昨日はnginx-buildでlua使ってngx.sleep実装出来たので満足。だいたい今の実力でできそうなところ、だいたいやりきったので今回のISUCONはおわりかなー
— さぼ@ギークハウス沖縄 (@saboyutaka) 2017年10月26日
Async.sleep
を実装した ngx_mruby v2 がリリースされる
今年のRubyKaigi2018での @matsumotory さんの発表で、nginxでのmruby実装である ngx_mruby module のv2をリリースする話をしていて、その中でnon-blockingなsleepが出来る Nginx::Async.sleep
が出来るという話でした。今回はこれを次のISUCONまでには使えるようにして sleep 1
に対策出来るようにしておこうと思って実装してみました。
実装
@matsuu さんが公開しているVagrantfileからアプリケーションを立ち上げて、なんとなくDocker化するのが最近趣味なのでDocker composeで置き換えて実装しました。
dokcer-compose の設定
isucon7q/docker-compose.yml at 201808 · saboyutaka/isucon7q · GitHub
# dokcer-compose.yml 抜粋 version: '3' services: web: build: . command: "bundle exec rackup -p 8000 -o 0.0.0.0" volumes: - .:/app ports: - 8000:8000 ngx-mruby: image: saboyutaka/ngx-mruby ports: - 80:80 volumes: - ./public:/var/www/public - ./config/ngx_mruby/nginx.conf:/usr/local/nginx/conf/nginx.conf - ./ngx_mruby/hook:/usr/local/nginx/hook
https://hub.docker.com/r/saboyutaka/ngx-mruby/
@matsumotoryさんもDockerfileを公開しているけど、latestが ngx_mruby 1.19.5 だった(気がする)ので2.1.1で作り直しました。
Ruby app.rb の処理を変更
def fetch ... + # sleep をコメントアウトする + # sleep 1 - sleep 1 ... end
nginx の設定
# nginx.confの抜粋 http { ... upstream app { server web:8000; } server { ... location /fetch { mruby_rewrite_handler_code ' Nginx::Async.sleep 1000 Nginx.return Nginx::DECLINED '; proxy_set_header Host $host; proxy_set_header X-Real-IP $remote_addr; proxy_set_header X-Forwarded-For $proxy_add_x_forwarded_for; proxy_pass http://app; } }
mruby_rewrite_handler_code
directive 内でngx_mrubyを実行しています。ここでNginx::Async.sleep 1000
を記述することで、nginxでリクエストをnon-blockingで止めて、時間経過後に処理を再開します。ちょっとハマった点は、rewriteを複数回行う場合、今回は proxy_pass
も使っているので、明示的にNginx.return Nginx::DECLINED
を書く必要があってそれに気づくのに時間がかかりました。nginxもうちょっと勉強して理解したい.. matsumotoryさん本人からリプライ頂いてありがたい🙏
このケースでは次のrewrite処理のフェーズに明示的に引き継がないといけないのでDECLINEDが必要ですね。ある程度ngx_mrubyの中でそのあたりは自動化しているのですが、このケースはrewriteを2つ使っているので、DECLINEDが無いと同じrewriteフェーズ内の次のrewriteに遷移できない感じになります。

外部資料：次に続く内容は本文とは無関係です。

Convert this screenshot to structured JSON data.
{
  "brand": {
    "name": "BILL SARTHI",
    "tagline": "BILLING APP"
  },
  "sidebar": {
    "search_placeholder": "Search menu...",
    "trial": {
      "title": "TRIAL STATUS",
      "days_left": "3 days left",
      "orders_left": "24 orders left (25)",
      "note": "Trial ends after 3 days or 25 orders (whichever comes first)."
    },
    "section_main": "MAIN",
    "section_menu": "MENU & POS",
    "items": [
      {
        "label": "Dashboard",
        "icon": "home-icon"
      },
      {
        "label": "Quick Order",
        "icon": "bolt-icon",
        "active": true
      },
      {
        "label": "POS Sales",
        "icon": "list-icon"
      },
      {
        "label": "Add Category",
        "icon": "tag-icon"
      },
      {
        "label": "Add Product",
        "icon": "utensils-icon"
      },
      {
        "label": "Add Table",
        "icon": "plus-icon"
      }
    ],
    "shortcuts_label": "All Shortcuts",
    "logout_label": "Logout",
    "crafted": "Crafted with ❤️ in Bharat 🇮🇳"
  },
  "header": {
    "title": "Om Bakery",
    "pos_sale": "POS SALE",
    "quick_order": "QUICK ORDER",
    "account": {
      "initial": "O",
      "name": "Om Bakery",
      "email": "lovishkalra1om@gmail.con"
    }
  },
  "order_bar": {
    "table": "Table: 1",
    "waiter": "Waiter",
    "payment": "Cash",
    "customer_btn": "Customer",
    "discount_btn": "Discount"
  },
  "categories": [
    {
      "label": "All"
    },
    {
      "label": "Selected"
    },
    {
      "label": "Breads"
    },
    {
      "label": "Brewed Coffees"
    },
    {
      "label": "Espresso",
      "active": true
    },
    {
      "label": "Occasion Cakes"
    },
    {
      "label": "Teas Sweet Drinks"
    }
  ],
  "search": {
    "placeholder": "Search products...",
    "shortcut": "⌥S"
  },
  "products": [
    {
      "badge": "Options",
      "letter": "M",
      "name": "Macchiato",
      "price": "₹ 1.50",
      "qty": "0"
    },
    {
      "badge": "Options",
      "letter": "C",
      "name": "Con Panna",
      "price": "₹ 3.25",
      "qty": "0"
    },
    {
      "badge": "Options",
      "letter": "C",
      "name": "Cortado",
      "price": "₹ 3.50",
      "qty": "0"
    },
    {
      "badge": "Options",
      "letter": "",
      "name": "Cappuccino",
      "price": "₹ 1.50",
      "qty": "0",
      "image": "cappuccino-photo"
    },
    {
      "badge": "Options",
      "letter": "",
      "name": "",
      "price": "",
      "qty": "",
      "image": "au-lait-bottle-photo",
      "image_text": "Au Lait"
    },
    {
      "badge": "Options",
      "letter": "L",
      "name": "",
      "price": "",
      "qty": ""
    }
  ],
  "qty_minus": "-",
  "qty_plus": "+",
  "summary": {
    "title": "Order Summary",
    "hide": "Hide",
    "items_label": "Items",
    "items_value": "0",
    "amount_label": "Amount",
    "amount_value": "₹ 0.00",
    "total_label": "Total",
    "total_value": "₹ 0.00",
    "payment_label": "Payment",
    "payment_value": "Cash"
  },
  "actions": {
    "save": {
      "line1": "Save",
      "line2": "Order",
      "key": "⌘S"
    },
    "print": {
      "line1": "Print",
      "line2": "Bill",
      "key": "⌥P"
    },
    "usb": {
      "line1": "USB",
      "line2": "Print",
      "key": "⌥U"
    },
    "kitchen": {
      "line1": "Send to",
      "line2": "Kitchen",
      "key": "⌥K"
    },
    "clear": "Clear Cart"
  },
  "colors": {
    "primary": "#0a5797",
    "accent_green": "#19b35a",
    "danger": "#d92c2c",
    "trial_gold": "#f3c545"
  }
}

— 松本 亮介 / まつもとりー (@matsumotory) 2018年8月12日
実行結果
Before
realtime: 1.157 apptime: 1.150
After
realtime: 1.150 apptime: 0.140
apptime(Sinatraの処理時間)が1.150から0.140に変わりました!Rubyの処理が約1秒減ったのがわかります。これで/fetch
へのリクエストが大量にきてもRubyの代わりにNginxが処理を止めるので、Rubyでリクエストが詰まることがなくなりました。